The 8-K places explicit boundaries on that pricing. The Daily VWAP "will be subject to a floor of no lower than $3.03 and a cap of no higher than $4.09." Those collar levels matter because they govern how many shares the company issues: a higher VWAP within the band yields fewer shares for the same principal, and a lower VWAP yields more. By splitting the exchange into five equal daily slices priced off each day's VWAP, the structure averages the share count across the observation window rather than fixing it on a single day's close — a mechanic that smooths the effect of day-to-day price movement on how much stock the holder ultimately receives. The filing is careful to note that the Daily VWAP "will solely be used to determine the total number of Shares to be issued" and "will not impact the principal amount of the 2027 Notes being exchanged" — that principal figure, roughly $52.5 million, is fixed regardless of where the stock trades during the observation period.

Pre-funded warrants and the exemption used

Part of the consideration takes the form of pre-funded warrants rather than common stock outright. The 8-K states these warrants carry a nominal exercise price of $0.0001 per share and are being issued in lieu of common stock "solely for the holder to manage its beneficial ownership," and are intended to be economically equivalent to common stock. Pre-funded warrants are a common mechanism that lets a holder receive the economic value of shares while staying below a beneficial-ownership threshold, exercising into stock later as needed. The 8-K frames their use here narrowly — as a tool for the holder to manage its ownership position — rather than as a separate financing feature, and states they are economically equivalent to the common stock they replace.

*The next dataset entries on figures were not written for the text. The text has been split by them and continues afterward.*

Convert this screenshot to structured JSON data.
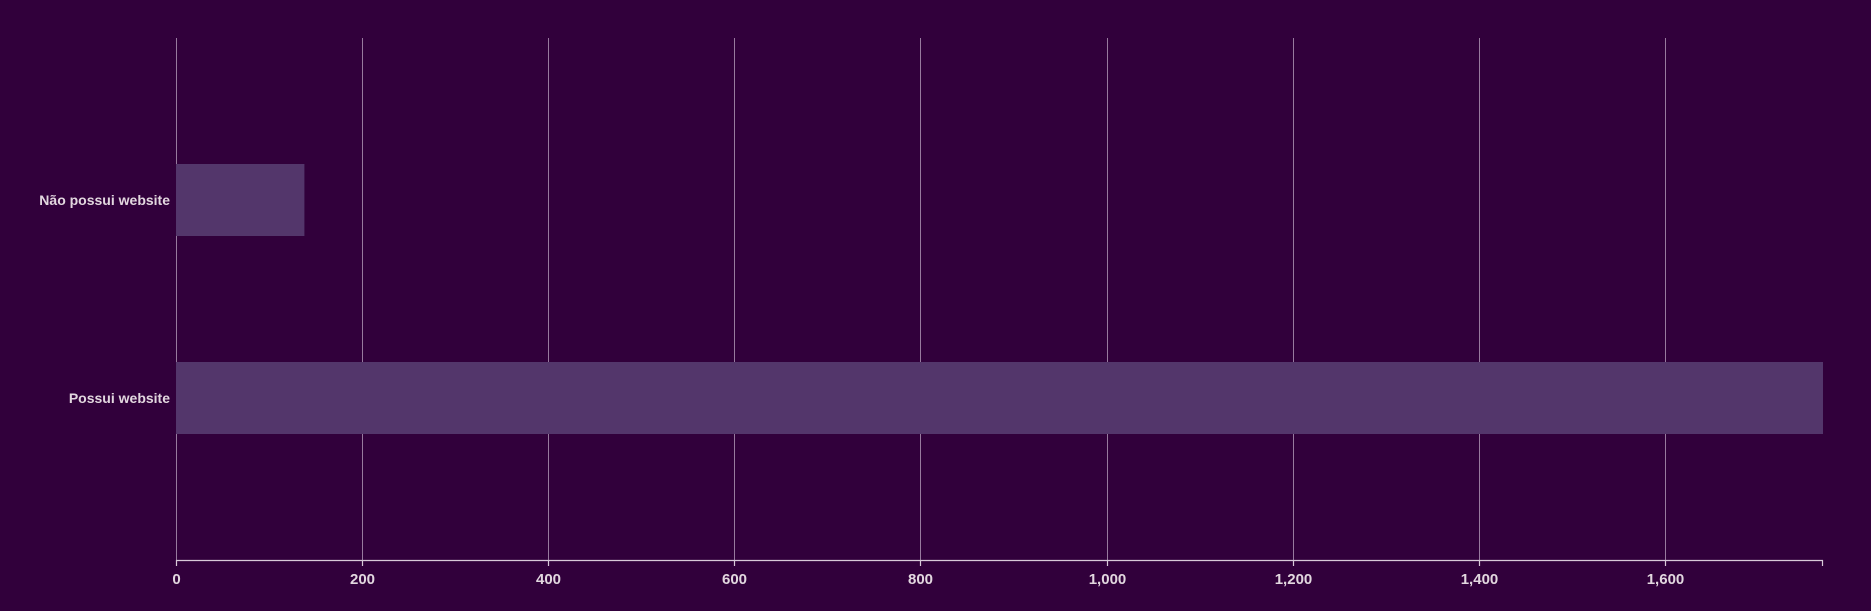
{
  "chart_data": {
    "type": "bar",
    "orientation": "horizontal",
    "categories": [
      "Não possui website",
      "Possui website"
    ],
    "values": [
      138,
      1770
    ],
    "title": "",
    "xlabel": "",
    "ylabel": "",
    "xlim": [
      0,
      1770
    ],
    "x_ticks": [
      0,
      200,
      400,
      600,
      800,
      1000,
      1200,
      1400,
      1600
    ],
    "x_tick_labels": [
      "0",
      "200",
      "400",
      "600",
      "800",
      "1,000",
      "1,200",
      "1,400",
      "1,600"
    ],
    "grid": true,
    "legend": "none",
    "colors": {
      "background": "#31003b",
      "bar": "#53366b",
      "grid": "#b9a3bf",
      "text": "#e2d7df"
    }
  }
}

On the legal posture, the filing states the issuance is being made in reliance on the exemption from registration under Section 4(a)(2) of the Securities Act, with the shares issued only to investors qualifying as "qualified institutional buyers" under Rule 144A and institutional "accredited investors" under Rule 501 of Regulation D. The shares have not been registered under the Securities Act and may not be offered or sold in the United States absent registration or an applicable exemption. The 8-K's forward-looking-statements section flags that the disclosure includes statements about completion of the exchange and the timing of commercial operations, and directs readers to the risk factors in the company's most recent annual report on Form 10-K.

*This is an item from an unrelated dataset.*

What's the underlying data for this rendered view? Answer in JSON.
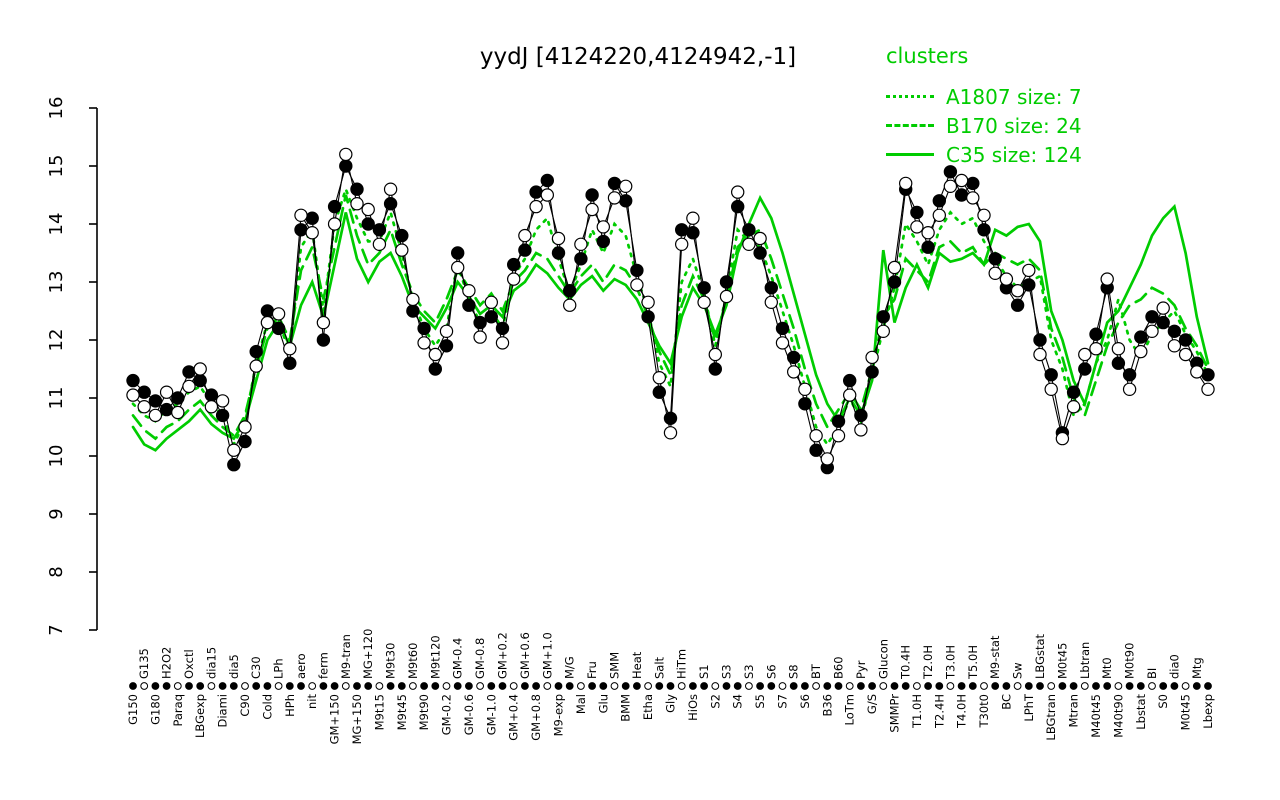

What the filing documents is a discrete liability-management transaction rather than a new capital raise: no cash comes into the company from the exchange, and no new money funds operations. The receipt on file establishes the principal amount being retired (~$52.5 million), the resulting reduction in the 2027 note balance (from $70.4 million to $17.9 million), the pricing collar ($3.03 floor, $4.09 cap), and the expected closing window (around June 29). The exact number of shares — and therefore the dilution — will be fixed only after the five-day observation period concludes and would be reportable in subsequent disclosure. Until then, the document records the terms agreed, not the final share count delivered.